The phrase “wild beasts” sounds a note of hostility. Although Jesus was WITH them, he was in no way intimidated BY them. Those wild beasts were no more a threat to Jesus than the lions were to Daniel or the fiery furnace was to the three Hebrew children – Shadrach, Meshach and Abednego. Likewise the wild beasts (metaphorically speaking) have no power to harm the child of God UNLESS a sovereign God, for his own purposes, allows harm to come. The biggest danger to a child of God who undergoes pain and suffering while in the perfect will of God is NOT what might be lost in the process, but the  resultant spirit that harbors resentment, bitterness, and blames God for the loss, questions whether God really loves them. Job is the classic example of a believer who loses it all and STILL blesses the name of the Lord, refusing to curse his God.

The verb “ministered” is from diakoneo, dia = “through”, koneo = “to serve.” Our word “deacon” is a derivative of this root. The prefix denotes thoroughness of service. In other words, the angels gave to Jesus everything he needed, everything they could give him, to help him endure his wilderness ordeal. The verb is imperfect, meaning they kept on providing succor and assistance The angels knew Jesus in his pre-incarnation splendor. I'd say they were especially motivated to help. But we shouldn't think they would be any less motivated to assist us. Concerning the work of angels, the writer of Hebrews asked this question: “Are they not all ministering spirits, sent forth to minister for them who shall be heirs of salvation?” (Hebrews 1:14). The heirs of salvation are joint-heirs with Christ (Romans 8:17). As joint-heirs, the angels for Jesus' sake have every bit as much interest in our success as they did in that of the Lord Jesus! If that doesn't encourage you, then what will?

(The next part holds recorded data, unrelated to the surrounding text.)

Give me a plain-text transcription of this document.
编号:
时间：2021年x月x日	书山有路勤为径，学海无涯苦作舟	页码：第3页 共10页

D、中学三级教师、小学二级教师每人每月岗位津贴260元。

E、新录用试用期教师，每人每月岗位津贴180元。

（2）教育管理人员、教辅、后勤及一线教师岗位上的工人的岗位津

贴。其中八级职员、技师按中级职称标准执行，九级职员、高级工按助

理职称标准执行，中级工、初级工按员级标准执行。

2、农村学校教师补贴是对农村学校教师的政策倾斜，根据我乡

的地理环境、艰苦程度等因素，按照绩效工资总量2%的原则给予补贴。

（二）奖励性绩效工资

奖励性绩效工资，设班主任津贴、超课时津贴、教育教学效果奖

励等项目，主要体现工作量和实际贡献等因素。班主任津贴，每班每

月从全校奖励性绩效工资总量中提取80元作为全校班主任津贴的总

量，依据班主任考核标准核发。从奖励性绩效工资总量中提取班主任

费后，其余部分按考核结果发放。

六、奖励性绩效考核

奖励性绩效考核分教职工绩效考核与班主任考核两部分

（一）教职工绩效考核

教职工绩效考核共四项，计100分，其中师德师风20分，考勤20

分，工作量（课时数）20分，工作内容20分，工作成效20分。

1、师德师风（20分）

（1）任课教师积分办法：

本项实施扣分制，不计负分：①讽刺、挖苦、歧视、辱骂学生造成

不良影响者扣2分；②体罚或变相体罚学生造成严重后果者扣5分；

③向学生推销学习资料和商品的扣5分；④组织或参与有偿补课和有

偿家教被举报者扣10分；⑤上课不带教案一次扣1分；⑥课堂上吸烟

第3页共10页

The wilderness and the will of God often find themselves as fellow travelers in the Christian life. We as believers should not be unduly alarmed to find ourselves from time to time simultaneously in both. But be forearmed. Just know that (1) God is up to something that transcends satanic wiles, (2) nothing you confront in your wilderness can harm you without God's express permission, and (3) heavenly help is abundantly available to you as an heir of salvation and a joint-heir with Jesus Christ!